Analisamos a regulamentação atual no Brasil, Chile, Colômbia, México e Peru sobre a exclusão obrigatória de acionistas minoritários em empresas não cotadas – também conhecida com o termo ‘squeeze-out’- em suas respectivas jurisdições.

No contexto de uma operação de fusões e aquisições (M&A), pelo desenvolvimento natural de um negócio ou por restrições normativas à existência de sociedades unipessoais, é frequente encontrar a presença de acionistas minoritários numa sociedade por ações (não cotadas). Embora existam casos nos quais os acionistas majoritários e minoritários coexistem sem incidentes, também há situações em que esta coexistência não é possível, seja por interesses econômicos, interesses de negócio, falta de participação dos acionistas minoritários ou simplesmente porque os acionistas minoritários não aparecem e não se sabe onde residem. Nestas últimas hipóteses quem detém uma participação majoritária do capital de uma companhia poderia tentar eliminar a participação minoritária de terceiros no mesmo. Isso ocorre devido a diferentes razões, entre as quais podemos ressaltar a integração da companhia ao grupo empresarial do adquirente ou as diversas vantagens que, em matéria de governo corporativo, representa contar com 100% do capital social.

Diferentes jurisdições ao redor do mundo desenvolveram, através de legislação específica ou desenvolvimento jurisprudencial, vários mecanismos cujo efeito prático é a exclusão forçada de acionistas minoritários por parte do acionista majoritário. Assim, por exemplo, os tribunais do Estado de Delaware, inicialmente relutantes em permitir a realização de negócios jurídicos que visassem unicamente a exclusão dos acionistas minoritários de uma companhia, em 1983 mudaram seu posicionamento para permitir diferentes figuras através das quais se eliminava a participação de acionistas minoritários no capital social (squeeze-out): fusão (squeeze-out merger), alienação de ativos a uma matriz controlada pelo acionista majoritário e posterior liquidação da subsidiária, ou a consolidação ou redução de ações em circulação (reverse stock split).
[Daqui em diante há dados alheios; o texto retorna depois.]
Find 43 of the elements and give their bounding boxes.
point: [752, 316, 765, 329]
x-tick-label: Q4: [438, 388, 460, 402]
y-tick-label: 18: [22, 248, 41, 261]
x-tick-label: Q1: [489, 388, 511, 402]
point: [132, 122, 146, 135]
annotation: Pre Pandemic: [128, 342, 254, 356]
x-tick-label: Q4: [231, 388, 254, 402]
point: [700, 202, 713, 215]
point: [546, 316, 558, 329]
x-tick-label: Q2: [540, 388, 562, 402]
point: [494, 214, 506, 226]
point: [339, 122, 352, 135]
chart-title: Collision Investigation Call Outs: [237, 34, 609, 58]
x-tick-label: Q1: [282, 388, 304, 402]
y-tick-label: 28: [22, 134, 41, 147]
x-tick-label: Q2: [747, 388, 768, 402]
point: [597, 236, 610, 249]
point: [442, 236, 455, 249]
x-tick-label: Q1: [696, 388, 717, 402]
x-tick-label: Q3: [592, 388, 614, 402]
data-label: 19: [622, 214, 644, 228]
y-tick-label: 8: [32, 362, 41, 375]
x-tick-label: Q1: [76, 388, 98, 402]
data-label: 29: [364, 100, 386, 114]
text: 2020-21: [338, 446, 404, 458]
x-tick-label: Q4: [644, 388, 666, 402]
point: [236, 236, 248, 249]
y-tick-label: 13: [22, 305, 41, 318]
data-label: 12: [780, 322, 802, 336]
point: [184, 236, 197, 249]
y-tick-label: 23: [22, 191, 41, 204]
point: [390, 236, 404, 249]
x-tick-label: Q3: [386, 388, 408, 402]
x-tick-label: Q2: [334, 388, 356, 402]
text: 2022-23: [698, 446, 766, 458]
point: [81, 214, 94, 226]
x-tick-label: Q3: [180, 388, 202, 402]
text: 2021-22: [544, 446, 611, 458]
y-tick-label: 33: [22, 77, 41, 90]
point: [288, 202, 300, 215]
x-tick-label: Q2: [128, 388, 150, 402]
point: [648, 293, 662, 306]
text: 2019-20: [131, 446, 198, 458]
A influência do direito societário de determinados estados dos Estados Unidos da América, que se caracterizaram por proteger a liberdade e flexibilidade dos regimes societários, nos permite evidenciar diferentes desenvolvimentos que se estão verificando em matéria de exclusão forçada de acionistas minoritários de sociedades não cotadas, em maior ou menor medida, em jurisdições de tradição civilista, tal como se enuncia a seguir para o caso do Brasil, Chile, Colômbia, México e Peru. Devemos esclarecer que este documento comparativo não aborda a exclusão ou compra forçada de acionistas minoritários de sociedades cotadas, no âmbito das normas próprias do mercado de valores ou em operações de OPA em bolsa de valores.

 

CHILE

Existem diversos dispositivos na legislação chilena que permitem a exclusão de um sócio ou acionista da respectiva sociedade. A respeito disso, o Código Civil, em seu artigo 2087, estabelece uma causa comum aplicável a todas as sociedades em virtude da qual se, por uma mudança de circunstâncias, não for possível conseguir o objeto da sociedade sem aumentar os aportes, o sócio que não consentir isso poderá retirar-se, e será obrigado a retirar-se se os restantes sócios exigirem sua exclusão.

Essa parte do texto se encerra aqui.